What You Bring to the Table:
- Domain expertise in code intelligence: you’ve lived in static analysis, program analysis, SAST, fuzzing, verification, or compiler-adjacent products, ideally with C/C++ intuition. You might have built product at places like GitHub (CodeQL / Advanced Security), Snyk, SonarSource, Semgrep, Code Intelligence, Mayhem, or in the safety-critical tooling world—or built the analysis engines yourself.
- Experience building real AI products: you’ve shipped LLM-powered or agentic products to production, not just demos. You understand how these systems actually behave: non-determinism, evals, regressions, cost/latency tradeoffs, guardrails.
- A creative mindset for a new way of working: you’re fluent enough with modern AI coding tools (Cursor, Claude Code, similar) to prototype workflows, wire up agents, write small scripts, and ship working artifacts yourself. You treat AI as leverage, invent your own workflows, and don’t wait for permission. “Write the spec and wait” isn’t the job.
- Taste: strong, defensible opinions about what makes a developer tool great. You can tell the difference between a feature that demos well and one that survives daily use, and you know which details are worth fighting for.
- You can actually talk to users: a track record of real discovery with technical audiences: engineers respect you, open up to you, and tell you the truth. You convert conversations into product decisions.
- Proven 0→1 execution: shipped technical products from blank page to first paying customers; built backlogs, dashboards, evals, and working artifacts, not just decks. 5+ years in product management or equivalent product leadership from an engineering or founder path.
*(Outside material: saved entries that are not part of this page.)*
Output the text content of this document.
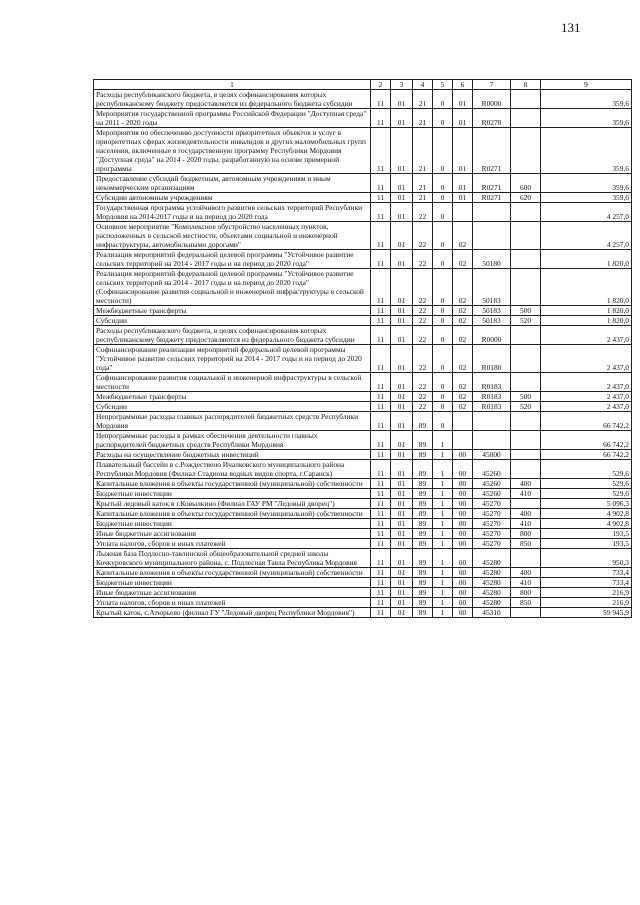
131
1	2	3	4	5	6	7	8	9
Расходы республиканского бюджета, в целях софинансирования которых республиканскому бюджету предоставляется из федерального бюджета субсидии	11	01	21	0	01	R0000		359,6
Мероприятия государственной программы Российской Федерации "Доступная среда" на 2011 - 2020 годы	11	01	21	0	01	R0270		359,6
Мероприятия по обеспечению доступности приоритетных объектов и услуг в приоритетных сферах жизнедеятельности инвалидов и других маломобильных групп населения, включенные в государственную программу Республики Мордовия "Доступная среда" на 2014 - 2020 годы, разработанную на основе примерной программы	11	01	21	0	01	R0271		359,6
Предоставление субсидий бюджетным, автономным учреждениям и иным некоммерческим организациям	11	01	21	0	01	R0271	600	359,6
Субсидии автономным учреждениям	11	01	21	0	01	R0271	620	359,6
Государственная программа устойчивого развития сельских территорий Республики Мордовия на 2014-2017 годы и на период до 2020 года	11	01	22	0				4 257,0
Основное мероприятие "Комплексное обустройство населенных пунктов, расположенных в сельской местности, объектами социальной и инженерной инфраструктуры, автомобильными дорогами"	11	01	22	0	02			4 257,0
Реализация мероприятий федеральной целевой программы "Устойчивое развитие сельских территорий на 2014 - 2017 годы и на период до 2020 года"	11	01	22	0	02	50180		1 820,0
Реализация мероприятий федеральной целевой программы "Устойчивое развитие сельских территорий на 2014 - 2017 годы и на период до 2020 года" (Софинансирование развития социальной и инженерной инфраструктуры в сельской местности)	11	01	22	0	02	50183		1 820,0
Межбюджетные трансферты	11	01	22	0	02	50183	500	1 820,0
Субсидии	11	01	22	0	02	50183	520	1 820,0
Расходы республиканского бюджета, в целях софинансирования которых республиканскому бюджету предоставляются из федерального бюджета субсидии	11	01	22	0	02	R0000		2 437,0
Софинансирование реализации мероприятий федеральной целевой программы "Устойчивое развитие сельских территорий на 2014 - 2017 годы и на период до 2020 года"	11	01	22	0	02	R0180		2 437,0
Софинансирование развития социальной и инженерной инфраструктуры в сельской местности	11	01	22	0	02	R0183		2 437,0
Межбюджетные трансферты	11	01	22	0	02	R0183	500	2 437,0
Субсидии	11	01	22	0	02	R0183	520	2 437,0
Непрограммные расходы главных распорядителей бюджетных средств Республики Мордовия	11	01	89	0				66 742,2
Непрограммные расходы в рамках обеспечения деятельности главных распорядителей бюджетных средств Республики Мордовия	11	01	89	1				66 742,2
Расходы на осуществление бюджетных инвестиций	11	01	89	1	00	45000		66 742,2
Плавательный бассейн в с.Рождествено Ичалковского муниципального района Республики Мордовия (Филиал Стадиона водных видов спорта, г.Саранск)	11	01	89	1	00	45260		529,6
Капитальные вложения в объекты государственной (муниципальной) собственности	11	01	89	1	00	45260	400	529,6
Бюджетные инвестиции	11	01	89	1	00	45260	410	529,6
Крытый ледовый каток в г.Ковылкино (Филиал ГАУ РМ "Ледовый дворец")	11	01	89	1	00	45270		5 096,3
Капитальные вложения в объекты государственной (муниципальной) собственности	11	01	89	1	00	45270	400	4 902,8
Бюджетные инвестиции	11	01	89	1	00	45270	410	4 902,8
Иные бюджетные ассигнования	11	01	89	1	00	45270	800	193,5
Уплата налогов, сборов и иных платежей	11	01	89	1	00	45270	850	193,5
Лыжная база Подлесно-тавлинской общеобразовательной средней школы Кочкуровского муниципального района, с. Подлесная Тавла Республика Мордовия	11	01	89	1	00	45280		950,3
Капитальные вложения в объекты государственной (муниципальной) собственности	11	01	89	1	00	45280	400	733,4
Бюджетные инвестиции	11	01	89	1	00	45280	410	733,4
Иные бюджетные ассигнования	11	01	89	1	00	45280	800	216,9
Уплата налогов, сборов и иных платежей	11	01	89	1	00	45280	850	216,9
Крытый каток, с.Атюрьево (филиал ГУ "Ледовый дворец Республики Мордовия")	11	01	89	1	00	45310		59 945,9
- Metrics & evaluation discipline: cohort analyses, experiment design, and evaluation suites that tie model performance to user and revenue outcomes—and that you’ve used to make scope and shipping decisions.
- GTM & monetization sense: experience with pricing/packaging, PLG funnels, and unit-economics; can run data-backed experiments.
- Leadership & influence: can brief execs, align engineering, and tell a clear story to customers and the community. Comfortable operating where the SVP holds final call on big-direction decisions.
- Startup mentality: bias for action, comfort with ambiguity, and willingness to do unglamorous work to move the needle.